Newsom's spokespeople did not respond to multiple requests for comment.
Stories like Iv's are common, said Jaquelinne Molina, a caseworker at The Cambodian Family, a social services center where Iv receives case management for health care and financial aid issues.
“It's three years after COVID, but people are still behind on their light bills, their water bills from 2020 because they weren't able to work due to COVID,” Molina said.
Health care advocates say Newsom's latest budget proposal follows a pattern of missed opportunities to make insurance more affordable under Covered California.
In 2020, the Legislature voted to reinstate a tax penalty on residents without health insurance in an effort to bring costs down. The economic theory goes: The penalty gives people an incentive to buy health insurance, and the more people who participate in the health care marketplace, the lower the costs.
That measure passed despite concern from advocates and legislators about forcing people who can't afford insurance to purchase it. Most people who forgo insurance cite high cost as the primary barrier.
On his first day in office, Newsom proposed using the money to bring down prices for people with Covered California.
Advocacy groups supported reinstating the health insurance penalty, and the 2019-20 budget included more than $1.4 billion over three years to bring down out-of-pocket costs for Covered California enrollees.
So far, the state has only kept that promise once, spending approximately $355 million in 2020 to enhance Covered California subsidies for middleincome residents. When the federal government increased health care subsidies in 2021 as part of its COVID-19 pandemic relief package, the state stopped funneling penalty money toward cost reduction.
Kaiser Health News reported in November that the state has generated roughly $1.3 billion in penalty money from uninsured state residents.

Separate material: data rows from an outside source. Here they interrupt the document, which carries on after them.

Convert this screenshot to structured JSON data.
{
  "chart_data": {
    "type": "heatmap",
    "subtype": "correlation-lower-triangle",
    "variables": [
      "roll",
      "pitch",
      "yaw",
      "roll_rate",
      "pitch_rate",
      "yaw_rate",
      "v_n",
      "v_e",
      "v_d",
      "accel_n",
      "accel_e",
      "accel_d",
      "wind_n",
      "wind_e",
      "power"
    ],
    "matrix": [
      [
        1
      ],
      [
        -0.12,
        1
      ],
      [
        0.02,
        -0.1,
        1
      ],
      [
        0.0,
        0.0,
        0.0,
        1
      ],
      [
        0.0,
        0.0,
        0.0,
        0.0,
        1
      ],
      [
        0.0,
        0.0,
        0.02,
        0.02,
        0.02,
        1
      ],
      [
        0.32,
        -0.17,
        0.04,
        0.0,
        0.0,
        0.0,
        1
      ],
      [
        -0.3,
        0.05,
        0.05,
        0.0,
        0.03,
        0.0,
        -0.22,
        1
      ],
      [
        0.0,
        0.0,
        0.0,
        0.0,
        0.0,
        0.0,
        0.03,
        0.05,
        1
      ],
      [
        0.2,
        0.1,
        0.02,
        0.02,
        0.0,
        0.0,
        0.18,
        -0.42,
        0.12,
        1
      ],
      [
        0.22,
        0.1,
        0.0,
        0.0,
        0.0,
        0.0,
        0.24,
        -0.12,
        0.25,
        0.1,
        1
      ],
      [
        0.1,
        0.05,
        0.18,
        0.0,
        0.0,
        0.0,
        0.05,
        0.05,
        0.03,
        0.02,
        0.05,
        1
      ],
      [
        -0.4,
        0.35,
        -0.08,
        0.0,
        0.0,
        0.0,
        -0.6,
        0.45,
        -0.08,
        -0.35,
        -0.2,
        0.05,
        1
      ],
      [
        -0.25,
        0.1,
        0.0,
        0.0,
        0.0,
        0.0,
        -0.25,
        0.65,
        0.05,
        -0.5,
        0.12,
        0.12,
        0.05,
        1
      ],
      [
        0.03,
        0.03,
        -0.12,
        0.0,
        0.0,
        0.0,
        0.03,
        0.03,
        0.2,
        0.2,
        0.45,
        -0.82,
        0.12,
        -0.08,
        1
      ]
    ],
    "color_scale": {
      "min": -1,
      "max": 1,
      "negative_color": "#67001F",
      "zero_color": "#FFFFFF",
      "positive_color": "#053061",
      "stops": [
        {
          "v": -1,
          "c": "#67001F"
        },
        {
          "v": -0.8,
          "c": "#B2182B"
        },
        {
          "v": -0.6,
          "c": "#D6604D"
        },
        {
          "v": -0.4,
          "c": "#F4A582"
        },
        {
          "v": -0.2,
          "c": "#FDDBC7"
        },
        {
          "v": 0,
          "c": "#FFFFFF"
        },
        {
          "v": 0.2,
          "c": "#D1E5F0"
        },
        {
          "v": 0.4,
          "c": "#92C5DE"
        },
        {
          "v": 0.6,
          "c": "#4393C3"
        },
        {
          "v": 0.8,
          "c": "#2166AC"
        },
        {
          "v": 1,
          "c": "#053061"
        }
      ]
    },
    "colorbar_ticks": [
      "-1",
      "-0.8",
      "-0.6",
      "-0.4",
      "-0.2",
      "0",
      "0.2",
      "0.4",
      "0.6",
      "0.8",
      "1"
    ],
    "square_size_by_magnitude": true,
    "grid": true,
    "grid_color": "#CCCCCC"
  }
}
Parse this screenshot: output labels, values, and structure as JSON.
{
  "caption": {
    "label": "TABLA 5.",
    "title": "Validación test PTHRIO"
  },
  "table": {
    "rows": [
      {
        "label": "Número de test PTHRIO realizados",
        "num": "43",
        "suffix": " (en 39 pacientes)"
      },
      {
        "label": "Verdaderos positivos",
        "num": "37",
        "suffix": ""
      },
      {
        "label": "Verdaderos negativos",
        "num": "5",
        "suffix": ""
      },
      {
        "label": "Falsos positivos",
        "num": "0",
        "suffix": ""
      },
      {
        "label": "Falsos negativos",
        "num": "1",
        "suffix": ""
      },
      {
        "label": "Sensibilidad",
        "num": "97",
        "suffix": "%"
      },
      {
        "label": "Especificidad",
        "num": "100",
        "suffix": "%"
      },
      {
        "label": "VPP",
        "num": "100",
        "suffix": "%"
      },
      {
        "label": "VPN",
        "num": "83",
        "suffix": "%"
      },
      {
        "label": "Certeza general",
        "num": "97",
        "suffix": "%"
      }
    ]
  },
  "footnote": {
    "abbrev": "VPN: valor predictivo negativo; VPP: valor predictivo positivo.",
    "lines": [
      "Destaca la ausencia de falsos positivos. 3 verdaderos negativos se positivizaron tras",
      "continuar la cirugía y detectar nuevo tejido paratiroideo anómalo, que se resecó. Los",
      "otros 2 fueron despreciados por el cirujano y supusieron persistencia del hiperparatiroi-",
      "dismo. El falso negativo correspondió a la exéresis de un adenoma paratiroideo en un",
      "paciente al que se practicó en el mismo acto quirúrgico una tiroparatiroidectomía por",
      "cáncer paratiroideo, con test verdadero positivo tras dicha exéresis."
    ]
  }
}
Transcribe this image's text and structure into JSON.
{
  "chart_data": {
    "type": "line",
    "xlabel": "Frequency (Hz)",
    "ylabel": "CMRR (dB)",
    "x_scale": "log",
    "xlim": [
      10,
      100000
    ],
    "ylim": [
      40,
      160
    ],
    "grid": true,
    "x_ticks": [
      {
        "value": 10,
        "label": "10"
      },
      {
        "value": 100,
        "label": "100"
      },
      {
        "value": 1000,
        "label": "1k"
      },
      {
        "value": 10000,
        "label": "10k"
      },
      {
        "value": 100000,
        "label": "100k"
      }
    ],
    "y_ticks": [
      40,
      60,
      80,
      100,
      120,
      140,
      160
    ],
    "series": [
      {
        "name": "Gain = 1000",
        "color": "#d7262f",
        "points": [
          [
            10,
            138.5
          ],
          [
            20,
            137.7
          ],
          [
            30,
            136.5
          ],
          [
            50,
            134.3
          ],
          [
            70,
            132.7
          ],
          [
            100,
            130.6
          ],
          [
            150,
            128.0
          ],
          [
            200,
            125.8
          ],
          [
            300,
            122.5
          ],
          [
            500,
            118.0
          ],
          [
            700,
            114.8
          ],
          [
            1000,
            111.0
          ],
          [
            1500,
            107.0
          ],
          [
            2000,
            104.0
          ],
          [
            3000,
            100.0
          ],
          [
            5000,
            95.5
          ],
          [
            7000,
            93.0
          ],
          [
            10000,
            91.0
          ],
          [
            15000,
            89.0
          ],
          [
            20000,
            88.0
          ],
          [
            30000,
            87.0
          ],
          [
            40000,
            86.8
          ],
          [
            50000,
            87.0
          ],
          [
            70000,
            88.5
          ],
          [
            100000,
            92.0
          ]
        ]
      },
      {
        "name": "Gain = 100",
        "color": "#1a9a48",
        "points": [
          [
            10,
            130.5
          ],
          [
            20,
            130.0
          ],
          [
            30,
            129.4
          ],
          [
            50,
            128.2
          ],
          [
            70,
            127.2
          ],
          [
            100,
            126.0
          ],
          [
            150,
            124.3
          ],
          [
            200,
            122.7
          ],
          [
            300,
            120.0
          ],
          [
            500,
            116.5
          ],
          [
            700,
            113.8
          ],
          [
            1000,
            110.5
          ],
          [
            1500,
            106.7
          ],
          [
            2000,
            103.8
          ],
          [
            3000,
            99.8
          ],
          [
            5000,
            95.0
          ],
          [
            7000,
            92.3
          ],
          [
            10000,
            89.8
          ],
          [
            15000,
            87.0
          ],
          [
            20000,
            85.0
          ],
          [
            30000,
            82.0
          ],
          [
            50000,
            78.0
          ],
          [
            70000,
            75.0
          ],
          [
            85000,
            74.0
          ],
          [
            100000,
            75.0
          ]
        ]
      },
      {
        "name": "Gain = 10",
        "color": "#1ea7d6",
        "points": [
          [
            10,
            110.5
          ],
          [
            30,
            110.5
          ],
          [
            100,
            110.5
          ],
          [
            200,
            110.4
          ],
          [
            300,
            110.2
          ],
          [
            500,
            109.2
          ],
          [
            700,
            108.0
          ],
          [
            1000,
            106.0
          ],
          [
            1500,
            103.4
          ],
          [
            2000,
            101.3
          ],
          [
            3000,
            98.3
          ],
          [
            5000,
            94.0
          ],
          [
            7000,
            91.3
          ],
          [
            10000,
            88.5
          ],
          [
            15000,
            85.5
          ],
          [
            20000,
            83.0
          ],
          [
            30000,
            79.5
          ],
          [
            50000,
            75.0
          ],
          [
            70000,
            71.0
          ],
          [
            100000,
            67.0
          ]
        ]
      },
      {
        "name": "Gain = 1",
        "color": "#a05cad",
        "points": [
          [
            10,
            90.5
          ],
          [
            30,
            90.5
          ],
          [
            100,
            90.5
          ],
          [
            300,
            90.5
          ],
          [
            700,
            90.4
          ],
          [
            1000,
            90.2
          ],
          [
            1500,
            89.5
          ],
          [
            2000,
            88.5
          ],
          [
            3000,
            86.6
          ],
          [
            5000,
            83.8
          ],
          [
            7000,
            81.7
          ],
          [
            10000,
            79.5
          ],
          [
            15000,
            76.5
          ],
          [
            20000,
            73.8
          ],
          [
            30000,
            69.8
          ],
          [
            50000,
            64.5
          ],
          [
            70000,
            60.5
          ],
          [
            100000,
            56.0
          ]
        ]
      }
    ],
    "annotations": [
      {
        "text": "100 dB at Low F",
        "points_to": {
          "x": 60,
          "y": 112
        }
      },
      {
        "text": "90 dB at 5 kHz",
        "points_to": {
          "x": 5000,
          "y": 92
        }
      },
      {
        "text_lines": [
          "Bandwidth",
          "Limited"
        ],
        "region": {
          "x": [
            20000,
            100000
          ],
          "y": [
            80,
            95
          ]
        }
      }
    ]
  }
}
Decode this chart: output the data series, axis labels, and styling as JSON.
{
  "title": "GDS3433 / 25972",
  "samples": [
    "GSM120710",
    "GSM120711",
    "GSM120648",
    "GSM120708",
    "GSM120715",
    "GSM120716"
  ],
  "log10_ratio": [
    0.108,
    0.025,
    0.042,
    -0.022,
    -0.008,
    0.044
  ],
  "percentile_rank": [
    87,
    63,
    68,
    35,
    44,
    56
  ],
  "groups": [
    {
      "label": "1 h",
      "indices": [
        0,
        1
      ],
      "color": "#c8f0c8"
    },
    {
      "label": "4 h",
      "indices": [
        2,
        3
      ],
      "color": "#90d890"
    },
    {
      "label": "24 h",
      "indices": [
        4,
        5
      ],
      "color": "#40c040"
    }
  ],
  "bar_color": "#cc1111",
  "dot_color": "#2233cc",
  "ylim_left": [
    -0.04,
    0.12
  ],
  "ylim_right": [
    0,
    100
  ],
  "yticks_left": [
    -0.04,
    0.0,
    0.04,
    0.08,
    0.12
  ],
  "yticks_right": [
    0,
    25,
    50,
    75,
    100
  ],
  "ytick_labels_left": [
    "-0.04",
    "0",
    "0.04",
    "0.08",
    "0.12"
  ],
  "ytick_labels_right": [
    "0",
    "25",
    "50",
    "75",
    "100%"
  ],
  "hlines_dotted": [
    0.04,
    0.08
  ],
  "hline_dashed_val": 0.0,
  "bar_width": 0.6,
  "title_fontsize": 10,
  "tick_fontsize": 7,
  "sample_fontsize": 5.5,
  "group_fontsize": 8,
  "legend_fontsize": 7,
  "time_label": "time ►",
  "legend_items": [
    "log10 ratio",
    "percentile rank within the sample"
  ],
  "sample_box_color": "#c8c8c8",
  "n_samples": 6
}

“There's an argument to be made that those fines really should be plowed back into the system, especially for people who are low-income,” said former state Sen. Richard Pan, a doctor who chaired the health committee at the time the penalty was reinstated.
Most people who purchase insurance through Covered California are low- to middle-income Californians, meaning individuals who earn roughly between $21,000 and $87,000 a year or families of four earning $45,000 to $180,000 per year.
At that income level, enrollees make too much money to qualify for MediCal, the state's public insurance for very low-income residents, but don't have employer-based health insurance. They may be self-employed, a gig or part-time worker, or work for a small business. They may even opt to purchase insurance independently because it's cheaper than what their employer offers.
Although more stable than the national insurance marketplace, Covered California has not been immune to the rising health care costs that plague the industry. Health insurance premiums have grown every year.
Iv and his family rent a single room in a house in Garden Grove for $900 a month. In the past year, he said, expenses have tripled with inflation, with gas alone costing around $300 per month.
“At home, sometimes we don't know what to cook and we don't have food,” Iv said.
Molina, the case worker from The Cambodian Family, said her clients who have deductibles and copays use their insurance less than clients with Medi-Cal, who typically don't have to pay anything out-of-pocket.
“I've known families with kids who break or sprain their fingers and feet, and they don't know for months because they can't go to the doctor,” Molina said.